Rajoy convenes panic meeting as yields hit 7pc
SPANISH Prime Minister Mariano Rajoy was yesterday forced to call an emergency meeting with cabinet colleagues as the government’s borrowing costs touched the dreaded seven per cent mark, a new euro-era high.
Rajoy convened with his senior economic and finance ministers in a bid to thrash out ways of tackling the country’s escalating debt crisis.
Yields on 10-year government bonds neared seven per cent during trading yesterday, a level that some investors fear could spark the beginning of a need for a large scale bailout.
“It’s psychological though, not actually a problematic level,” said Holger Schmieding, chief economist of Berenberg Bank. “If borrowing costs were fixed at seven per cent for a year, or even more, Spain would be fine. But it is the lack of trust which sends it higher and higher and causes a death spiral.”

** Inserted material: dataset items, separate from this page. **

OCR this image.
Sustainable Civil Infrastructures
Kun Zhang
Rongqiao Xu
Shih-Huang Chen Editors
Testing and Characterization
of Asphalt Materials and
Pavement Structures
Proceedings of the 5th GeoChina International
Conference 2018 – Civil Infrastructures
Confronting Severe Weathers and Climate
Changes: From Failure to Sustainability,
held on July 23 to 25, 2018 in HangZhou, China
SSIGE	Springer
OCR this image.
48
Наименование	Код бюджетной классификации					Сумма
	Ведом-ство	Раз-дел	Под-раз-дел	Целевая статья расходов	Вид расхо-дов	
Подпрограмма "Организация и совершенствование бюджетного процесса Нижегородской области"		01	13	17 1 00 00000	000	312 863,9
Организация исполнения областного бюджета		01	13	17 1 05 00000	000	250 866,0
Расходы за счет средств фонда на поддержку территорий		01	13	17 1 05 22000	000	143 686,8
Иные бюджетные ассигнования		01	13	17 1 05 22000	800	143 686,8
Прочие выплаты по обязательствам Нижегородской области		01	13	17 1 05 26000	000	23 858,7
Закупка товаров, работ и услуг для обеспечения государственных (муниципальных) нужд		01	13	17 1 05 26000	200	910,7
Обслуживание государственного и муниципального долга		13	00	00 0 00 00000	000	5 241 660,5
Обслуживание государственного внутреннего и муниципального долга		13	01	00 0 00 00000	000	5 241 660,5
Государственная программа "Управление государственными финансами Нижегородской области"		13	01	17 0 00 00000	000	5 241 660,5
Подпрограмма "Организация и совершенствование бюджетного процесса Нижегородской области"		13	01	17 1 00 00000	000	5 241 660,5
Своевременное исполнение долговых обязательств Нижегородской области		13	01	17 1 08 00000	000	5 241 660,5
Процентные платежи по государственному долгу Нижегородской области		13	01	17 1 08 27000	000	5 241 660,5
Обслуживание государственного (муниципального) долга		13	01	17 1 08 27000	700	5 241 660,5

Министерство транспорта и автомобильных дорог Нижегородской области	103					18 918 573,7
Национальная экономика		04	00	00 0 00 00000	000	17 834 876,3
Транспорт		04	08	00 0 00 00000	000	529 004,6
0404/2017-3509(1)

At close, yields printed 6.91 per cent, a rise of 16 basis points during the day.
Markets opened to news from the previous night that leading credit rating agency Moody’s had given the thumbs down to the Spain’s banking bailout, arguing that it would make the situation worse by increasing the country’s debt burden.
Moody’s rating slipped three notches to the near junk rating of Baa3, adding that it could cut the level even further within the coming three months.
Despite yields continuing their rise, the spread with German yields did not widen further, according to Kathleen Brooks from Forex.com.
“This suggests that the markets expect Germany to do something like guarantee European debt – hence its credit rating is deteriorating,” Brooks explained.